Уперев взгляды в красный круг стола, офицеры молчали, не зная, как ответить на странное, почти бредовое предложение полковника. Они были хорошими инженерами, артиллеристами, просто добрыми служаками, и понятие воинской доблести в их хорошо устроенных головах всегда соседствовало с представлением о беспрекословном подчинении уставу, выработанному умными, но осторожными людьми. Этот же неуклюже сложенный человек, появившийся в крепости перед началом осады, предлагал им согласиться с тем, что может существовать и доблесть неуставная, какая-то бешеная, а поэтому подозрительная. Оттого-то и молчали офицеры, покуда полковник Горн не поднялся медленно из-за стола со вздохом и не подошел к чудаку. По-отечески мягко положив руку на плечо Петра, Горн проговорил:
— Голубчик, я старше вас, а поэтому поверьте уж вы мне, старику: война не терпит суетливости и… фокусов, которые были бы уместны на ярмарочной площади. Вы — опытный солдат, но вы немного увлеклись… сходством с царем Петром. Вернемся же к нашим прямым обязанностям, и пусть терпение и Господь Бог помогут нам выдержать осаду.
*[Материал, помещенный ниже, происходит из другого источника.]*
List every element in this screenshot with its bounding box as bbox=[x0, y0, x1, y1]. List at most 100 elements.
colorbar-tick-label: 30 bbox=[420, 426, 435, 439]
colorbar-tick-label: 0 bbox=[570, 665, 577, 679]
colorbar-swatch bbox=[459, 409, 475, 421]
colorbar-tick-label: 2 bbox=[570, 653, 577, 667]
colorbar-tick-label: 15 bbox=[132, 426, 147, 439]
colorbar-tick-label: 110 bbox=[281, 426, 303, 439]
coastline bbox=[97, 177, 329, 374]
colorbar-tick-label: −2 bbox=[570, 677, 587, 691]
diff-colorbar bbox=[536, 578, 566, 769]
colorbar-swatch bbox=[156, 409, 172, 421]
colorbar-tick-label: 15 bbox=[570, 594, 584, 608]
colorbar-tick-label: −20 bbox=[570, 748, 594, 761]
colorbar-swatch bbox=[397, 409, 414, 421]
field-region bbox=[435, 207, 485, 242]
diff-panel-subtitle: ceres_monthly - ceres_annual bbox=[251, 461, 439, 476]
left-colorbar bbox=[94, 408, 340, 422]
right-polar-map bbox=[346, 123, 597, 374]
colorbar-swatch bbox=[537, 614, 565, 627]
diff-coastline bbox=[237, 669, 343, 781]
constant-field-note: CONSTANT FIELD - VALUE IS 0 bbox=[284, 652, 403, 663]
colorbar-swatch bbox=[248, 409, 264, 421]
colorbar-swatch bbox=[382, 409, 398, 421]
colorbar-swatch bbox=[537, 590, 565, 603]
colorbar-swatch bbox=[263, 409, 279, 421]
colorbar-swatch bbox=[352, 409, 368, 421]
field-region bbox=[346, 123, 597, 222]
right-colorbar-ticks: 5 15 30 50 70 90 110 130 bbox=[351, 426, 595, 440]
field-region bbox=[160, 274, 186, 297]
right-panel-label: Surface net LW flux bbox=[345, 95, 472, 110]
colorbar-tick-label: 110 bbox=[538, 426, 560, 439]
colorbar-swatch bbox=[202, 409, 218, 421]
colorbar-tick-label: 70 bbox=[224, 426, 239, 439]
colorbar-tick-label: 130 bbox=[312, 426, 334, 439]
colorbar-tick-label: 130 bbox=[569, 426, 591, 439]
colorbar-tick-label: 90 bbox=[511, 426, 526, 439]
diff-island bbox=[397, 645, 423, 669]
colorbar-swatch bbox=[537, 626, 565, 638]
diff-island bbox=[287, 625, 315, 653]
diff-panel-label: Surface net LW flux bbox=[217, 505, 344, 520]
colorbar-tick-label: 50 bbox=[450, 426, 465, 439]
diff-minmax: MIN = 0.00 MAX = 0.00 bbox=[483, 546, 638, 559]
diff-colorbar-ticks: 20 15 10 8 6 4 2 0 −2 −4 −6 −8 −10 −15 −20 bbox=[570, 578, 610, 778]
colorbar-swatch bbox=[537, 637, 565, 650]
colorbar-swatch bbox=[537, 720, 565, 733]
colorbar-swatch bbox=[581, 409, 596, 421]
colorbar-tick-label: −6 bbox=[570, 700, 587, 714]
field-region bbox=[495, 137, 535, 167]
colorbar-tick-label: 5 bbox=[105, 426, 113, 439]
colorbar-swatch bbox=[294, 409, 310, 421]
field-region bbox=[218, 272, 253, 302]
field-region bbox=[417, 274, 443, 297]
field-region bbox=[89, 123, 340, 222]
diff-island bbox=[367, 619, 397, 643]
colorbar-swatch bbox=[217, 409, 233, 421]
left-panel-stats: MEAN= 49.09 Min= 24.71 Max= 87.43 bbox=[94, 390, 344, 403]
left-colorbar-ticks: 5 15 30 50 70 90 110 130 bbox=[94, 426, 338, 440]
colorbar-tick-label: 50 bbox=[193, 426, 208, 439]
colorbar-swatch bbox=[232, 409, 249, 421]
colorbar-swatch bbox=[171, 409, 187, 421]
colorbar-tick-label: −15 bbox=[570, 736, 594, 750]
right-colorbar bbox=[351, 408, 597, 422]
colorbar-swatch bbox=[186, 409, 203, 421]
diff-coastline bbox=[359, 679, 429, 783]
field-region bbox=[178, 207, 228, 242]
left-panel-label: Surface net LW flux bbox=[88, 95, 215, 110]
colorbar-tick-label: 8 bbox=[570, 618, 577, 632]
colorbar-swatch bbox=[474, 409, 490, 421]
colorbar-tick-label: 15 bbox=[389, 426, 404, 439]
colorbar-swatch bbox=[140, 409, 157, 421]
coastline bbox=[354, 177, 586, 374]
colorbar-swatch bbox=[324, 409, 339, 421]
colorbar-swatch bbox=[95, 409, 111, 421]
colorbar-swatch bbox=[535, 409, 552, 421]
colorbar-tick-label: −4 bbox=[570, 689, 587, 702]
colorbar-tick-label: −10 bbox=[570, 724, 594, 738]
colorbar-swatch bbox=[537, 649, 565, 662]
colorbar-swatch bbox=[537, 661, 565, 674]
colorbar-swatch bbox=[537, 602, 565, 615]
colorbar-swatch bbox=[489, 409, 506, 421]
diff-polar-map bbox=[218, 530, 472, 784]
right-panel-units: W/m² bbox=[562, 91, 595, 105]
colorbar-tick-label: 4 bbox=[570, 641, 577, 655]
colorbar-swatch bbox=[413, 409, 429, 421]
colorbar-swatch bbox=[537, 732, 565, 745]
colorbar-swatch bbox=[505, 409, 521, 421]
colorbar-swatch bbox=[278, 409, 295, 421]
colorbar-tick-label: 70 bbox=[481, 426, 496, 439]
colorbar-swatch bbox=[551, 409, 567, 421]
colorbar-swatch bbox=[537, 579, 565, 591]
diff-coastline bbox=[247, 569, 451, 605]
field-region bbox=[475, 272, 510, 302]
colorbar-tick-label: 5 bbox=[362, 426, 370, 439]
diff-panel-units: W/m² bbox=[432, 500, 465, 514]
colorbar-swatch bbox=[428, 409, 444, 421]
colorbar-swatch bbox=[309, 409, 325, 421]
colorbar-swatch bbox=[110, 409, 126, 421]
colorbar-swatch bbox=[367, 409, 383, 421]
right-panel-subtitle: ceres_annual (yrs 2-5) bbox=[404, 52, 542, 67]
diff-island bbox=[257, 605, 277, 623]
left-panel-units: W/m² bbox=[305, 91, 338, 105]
Горн не мог видеть, как исказилось лицо полковника Тейтлебена в презрительной гримасе. Петр презирал трусливую осторожность шведов — его план на самом деле мог привести к снятию осады. Но в то же время он очень сожалел, что комендант отрезал ему путь вновь стать царем и полководцем, прекрасно знавшим, как одолеть любую крепость.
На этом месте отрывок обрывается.